14 de setembro de 2019

Riley: Sun Rings (Nonesuch, 2019)


No início dos anos 90, em CD, foi lançada uma pequena coleção chamada NASA – Voyager Space Sounds em que cada título incluía a seguinte nota introdutória: “A complexa interação de gases ionizados no universo, a emissão de partículas carregadas provenientes da coroa solar ou a magnetosfera dos diferentes astros, anéis e luas criam ‘paisagens’ sonoras que são a um só tempo totalmente estranhas e profundamente familiares ao ouvido humano.” Sem mais demoras, a explicação logo aproximava ao sopro do vento ou ao canto dos golfinhos tudo isso que se podia escutar nas gravações realizadas a bordo das sondas espaciais Voyager ao longo da sua viagem pelo Sistema Solar. Pois, como teria dito György Lukács (com a anuência de George Lucas): “Afortunados os tempos para os quais o céu estrelado é o mapa dos caminhos transitáveis e a serem transitados, e cujos rumos a luz das estrelas ilumina. O mundo é vasto, e no entanto é como a própria casa, pois o fogo que arde na alma é da mesma essência que as estrelas.” Exatamente o tipo de pensamento (mais coisa, menos coisa) com que Terry Riley [na foto, em setembro de 2000, junto a David Harrington, o diretor artístico do Kronos Quartet] se tem vindo a alinhar desde que há 50 anos editou “A Rainbow in Curved Air”, cantarolavam os Beatles ‘Across the Universe’ e Bowie ‘Space Oddity’. Agora, com “Sun Rings”, conclui: “Se concedêssemos às estrelas o poder de nos fazer ver a perspetiva geral do universo, a partir disto a que chamamos Terra, talvez conseguíssemos amar e apreciar toda e qualquer forma de vida.”

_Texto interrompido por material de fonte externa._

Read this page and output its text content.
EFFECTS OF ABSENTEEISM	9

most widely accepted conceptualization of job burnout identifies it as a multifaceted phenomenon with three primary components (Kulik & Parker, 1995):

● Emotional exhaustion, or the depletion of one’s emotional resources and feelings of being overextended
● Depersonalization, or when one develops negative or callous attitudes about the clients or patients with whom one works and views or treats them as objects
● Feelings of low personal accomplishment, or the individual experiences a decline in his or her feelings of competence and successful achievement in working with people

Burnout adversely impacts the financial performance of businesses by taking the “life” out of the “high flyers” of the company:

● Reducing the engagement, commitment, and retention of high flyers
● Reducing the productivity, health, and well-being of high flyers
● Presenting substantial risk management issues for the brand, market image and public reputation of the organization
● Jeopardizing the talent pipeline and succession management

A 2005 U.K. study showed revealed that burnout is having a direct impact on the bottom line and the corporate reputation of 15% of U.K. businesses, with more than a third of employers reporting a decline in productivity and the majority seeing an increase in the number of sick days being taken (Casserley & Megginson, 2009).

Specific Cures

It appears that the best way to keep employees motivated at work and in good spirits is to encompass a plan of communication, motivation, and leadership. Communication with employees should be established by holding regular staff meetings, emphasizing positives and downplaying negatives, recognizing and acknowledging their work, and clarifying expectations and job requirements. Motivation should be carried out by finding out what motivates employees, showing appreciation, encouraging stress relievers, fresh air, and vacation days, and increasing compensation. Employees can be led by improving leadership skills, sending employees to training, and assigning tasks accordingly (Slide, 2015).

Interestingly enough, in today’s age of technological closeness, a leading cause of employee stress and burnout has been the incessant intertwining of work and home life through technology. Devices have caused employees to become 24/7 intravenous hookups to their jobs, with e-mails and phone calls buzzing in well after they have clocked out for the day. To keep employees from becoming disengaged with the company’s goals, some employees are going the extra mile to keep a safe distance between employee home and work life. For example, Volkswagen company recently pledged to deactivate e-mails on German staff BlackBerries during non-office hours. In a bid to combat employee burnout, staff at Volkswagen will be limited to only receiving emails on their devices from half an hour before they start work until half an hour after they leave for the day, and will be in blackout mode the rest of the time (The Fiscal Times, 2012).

Está, então, a fazer eco da mensagem de Jimmy Carter gravada no Disco Dourado e despachada nas Voyager (“Esta é uma prenda de um mundo distante, um testemunho dos nossos sons, da nossa ciência, das nossas imagens, da nossa música, ideias e sentimentos. Estamos a tentar sobreviver ao nosso tempo para que possamos chegar ao vosso”), isto é, da exploração espacial enquanto auto-ajuda, placebo que transfere momentaneamente para a órbita do quarteto de cordas com o auxílio de um coro (em dois andamentos) e desses sons captados a milhões de quilómetros de nós. Tratando-se de Riley, estão cá as sequências de notas tão naturais quanto – no ioga – são as posições da Saudação ao Sol, aqueles padrões rítmicos algo enteogénicos, misteriosas melodias imbuídas da aura de um emissário do Oriente. Porque, para si, o espaço sideral se apresenta sobretudo como um espaço de cura, mas, também, porque, como Chico dizia, dá mostras de saber que há “mais samba no chão do que na lua” – o cinquentenário do Apollo 11 que o perdoe.